La France dispose heureusement d'une législation très protectrice en matière de biens culturels, dont un article spécifique du code pénal prévoyant le vol d'un objet mobilier classé ou inscrit, ou celui d'un bien culturel dans un édifice affecté au culte.

Les vols s'effectuent en bande organisée ou en isolé. Certaines bandes se sont spécialisées dans le vol de reliquaires. Expérimentés, leurs membres connaissent à la fois la valeur des objets et les techniques d'effraction ou de vol par ruse. Ces malfaiteurs sont en lien avec des professionnels du marché de l'art, qui se chargent d'orienter les vols en fonction des possibilités d'écoulement du butin. Quant aux voleurs isolés, ils comptent des délinquants d'occasion, qui s'attaquent aux églises par facilité mais ne savent guère comment les écouler. Le risque est alors que, faute de pouvoir se débarrasser des objets, ils ne finissent par les détruire. Des statues en bois, volées en décembre 2006 en Bretagne, ont par exemple été retrouvées au domicile du voleur qui, n'étant parvenu à les écouler, avait commencé à les débiter pour les brûler. Cette année encore, les services de police et de gendarmerie et l'office central de lutte contre le trafic de biens culturels (OCBC) ont pu mettre fin à l'activité de quelques "réseaux locaux" et récupérer des objets, parfois quelques semaines seulement après leur vol. Avec le concours de la brigade de recherche de Reims, l'OCBC a ainsi pu retrouver chez un Rémois plusieurs statues volées provenant d'édifices de l'Oise, de la Marne et de l'Aisne.
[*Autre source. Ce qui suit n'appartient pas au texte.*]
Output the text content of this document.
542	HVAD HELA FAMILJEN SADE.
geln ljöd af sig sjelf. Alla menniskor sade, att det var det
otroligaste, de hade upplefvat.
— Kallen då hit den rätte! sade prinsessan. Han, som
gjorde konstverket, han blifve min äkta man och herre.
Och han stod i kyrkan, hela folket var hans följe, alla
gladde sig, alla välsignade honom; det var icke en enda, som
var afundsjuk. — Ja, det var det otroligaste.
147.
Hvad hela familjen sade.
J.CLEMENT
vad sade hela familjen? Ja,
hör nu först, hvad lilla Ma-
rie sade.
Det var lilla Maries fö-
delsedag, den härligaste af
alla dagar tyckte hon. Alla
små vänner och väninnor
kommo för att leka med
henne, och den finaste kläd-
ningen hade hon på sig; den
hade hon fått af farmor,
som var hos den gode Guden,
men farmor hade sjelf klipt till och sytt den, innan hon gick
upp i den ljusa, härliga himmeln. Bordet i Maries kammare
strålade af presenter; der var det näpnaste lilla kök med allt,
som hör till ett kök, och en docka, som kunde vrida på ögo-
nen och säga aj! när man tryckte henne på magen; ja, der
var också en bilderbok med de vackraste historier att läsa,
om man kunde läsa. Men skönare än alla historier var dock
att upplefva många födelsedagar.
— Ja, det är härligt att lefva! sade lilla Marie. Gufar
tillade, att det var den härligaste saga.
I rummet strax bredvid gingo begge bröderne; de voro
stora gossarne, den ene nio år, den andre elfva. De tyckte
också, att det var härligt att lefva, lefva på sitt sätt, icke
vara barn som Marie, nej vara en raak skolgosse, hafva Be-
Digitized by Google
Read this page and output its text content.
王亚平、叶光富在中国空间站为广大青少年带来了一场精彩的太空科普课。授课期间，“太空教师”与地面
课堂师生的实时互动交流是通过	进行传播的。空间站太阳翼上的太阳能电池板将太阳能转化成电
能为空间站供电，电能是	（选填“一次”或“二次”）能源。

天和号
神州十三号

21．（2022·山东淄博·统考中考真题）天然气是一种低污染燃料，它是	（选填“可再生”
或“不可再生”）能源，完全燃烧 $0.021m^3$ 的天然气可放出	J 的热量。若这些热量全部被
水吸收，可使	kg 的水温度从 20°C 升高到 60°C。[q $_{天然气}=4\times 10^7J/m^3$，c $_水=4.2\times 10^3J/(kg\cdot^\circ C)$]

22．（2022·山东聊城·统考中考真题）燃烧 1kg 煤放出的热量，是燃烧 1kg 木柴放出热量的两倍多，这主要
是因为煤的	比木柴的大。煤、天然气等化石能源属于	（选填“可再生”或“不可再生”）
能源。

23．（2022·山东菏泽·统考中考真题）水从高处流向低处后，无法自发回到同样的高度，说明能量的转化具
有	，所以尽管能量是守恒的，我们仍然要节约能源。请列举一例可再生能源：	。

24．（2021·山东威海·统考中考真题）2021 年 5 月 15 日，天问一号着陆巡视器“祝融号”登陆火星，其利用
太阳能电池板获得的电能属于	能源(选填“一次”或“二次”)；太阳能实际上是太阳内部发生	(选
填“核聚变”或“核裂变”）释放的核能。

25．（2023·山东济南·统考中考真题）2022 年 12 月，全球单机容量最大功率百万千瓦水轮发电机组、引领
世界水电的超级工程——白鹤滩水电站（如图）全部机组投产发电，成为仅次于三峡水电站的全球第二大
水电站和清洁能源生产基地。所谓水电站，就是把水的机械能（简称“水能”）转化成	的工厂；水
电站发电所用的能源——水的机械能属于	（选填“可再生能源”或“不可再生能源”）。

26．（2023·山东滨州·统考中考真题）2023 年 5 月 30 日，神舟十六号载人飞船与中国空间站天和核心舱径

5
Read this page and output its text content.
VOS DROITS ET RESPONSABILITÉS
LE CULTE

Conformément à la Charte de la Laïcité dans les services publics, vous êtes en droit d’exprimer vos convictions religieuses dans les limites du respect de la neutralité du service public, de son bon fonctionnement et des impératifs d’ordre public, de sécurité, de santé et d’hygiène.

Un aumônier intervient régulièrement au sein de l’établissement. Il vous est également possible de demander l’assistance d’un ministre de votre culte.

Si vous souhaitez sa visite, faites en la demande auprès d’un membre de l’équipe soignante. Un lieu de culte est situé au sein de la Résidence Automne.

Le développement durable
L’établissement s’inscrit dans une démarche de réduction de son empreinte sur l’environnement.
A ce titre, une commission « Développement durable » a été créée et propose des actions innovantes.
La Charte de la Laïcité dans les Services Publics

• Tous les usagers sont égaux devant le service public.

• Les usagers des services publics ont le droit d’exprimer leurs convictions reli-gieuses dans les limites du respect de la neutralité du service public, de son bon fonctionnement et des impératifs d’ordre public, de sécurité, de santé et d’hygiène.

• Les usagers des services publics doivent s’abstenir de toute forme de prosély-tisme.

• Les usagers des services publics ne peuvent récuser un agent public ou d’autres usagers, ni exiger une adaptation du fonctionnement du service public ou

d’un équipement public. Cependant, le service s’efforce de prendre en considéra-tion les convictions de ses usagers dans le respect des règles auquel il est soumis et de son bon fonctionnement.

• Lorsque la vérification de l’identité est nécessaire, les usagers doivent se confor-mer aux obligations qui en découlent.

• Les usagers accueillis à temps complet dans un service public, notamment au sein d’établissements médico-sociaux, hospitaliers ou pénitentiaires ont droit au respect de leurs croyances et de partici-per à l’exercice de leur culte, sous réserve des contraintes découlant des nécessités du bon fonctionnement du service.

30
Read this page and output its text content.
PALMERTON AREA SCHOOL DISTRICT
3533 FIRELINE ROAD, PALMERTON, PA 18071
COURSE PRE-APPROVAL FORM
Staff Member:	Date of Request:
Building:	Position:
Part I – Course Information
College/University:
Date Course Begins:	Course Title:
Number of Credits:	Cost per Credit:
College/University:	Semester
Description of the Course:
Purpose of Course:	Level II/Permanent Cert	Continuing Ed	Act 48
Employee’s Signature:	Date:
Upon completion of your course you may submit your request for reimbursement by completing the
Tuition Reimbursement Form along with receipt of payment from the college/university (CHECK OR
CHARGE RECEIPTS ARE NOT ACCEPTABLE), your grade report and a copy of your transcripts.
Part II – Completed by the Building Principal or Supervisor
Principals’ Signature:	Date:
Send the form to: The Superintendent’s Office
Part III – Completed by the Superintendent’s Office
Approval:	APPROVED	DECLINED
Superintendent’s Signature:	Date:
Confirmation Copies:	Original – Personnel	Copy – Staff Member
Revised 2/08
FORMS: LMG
Rattaché à la direction centrale de la Police judiciaire (DCPJ), l'OCBC permet à la France de disposer depuis trente ans d'un outil policier spécifique entièrement dédié à la lutte contre les atteintes au patrimoine. Placé sous le commandement du colonel de gendarmerie Stéphane G., il est composé de policiers et de gendarmes. Il entretient en outre un réseau de correspondants dans les sections de recherches de la gendarmerie et les directions interrégionales de la police judiciaire. L'OCBC coopère aussi activement avec Interpol, les Douanes et la sous-direction des monuments historiques et des espaces protégées du ministère de la Culture.

Quatre agents administratifs sont chargés de la gestion de la base Treima, qui contient principalement les photographies de biens culturels volés en France. "Un inventaire photographique et descriptif complet des biens par le propriétaire est une absolue nécessité pour détecter et identifier une pièce volée, non seulement pour pouvoir la restituer mais aussi comme élément de preuve pénale matérialisant le recel", explique Stéphane G.. L'office a d'ailleurs édité une plaquette en ce sens visible sur le site Internet du ministère de l'Intérieur.

Aujourd'hui, en effet, le dépeuplement des campagnes et la baisse de fréquentation des églises rendent celles-ci d'autant plus vulnérables aux vols que les communes, auxquelles incombe la responsabilité de l'entretien et de la sécurité des édifices religieux, n'ont pas toujours les moyens ni la volonté d'assurer une protection suffisante. Chaque perte est pourtant vécue localement comme un traumatisme et conduit peu à peu à un appauvrissement irréductible du patrimoine national.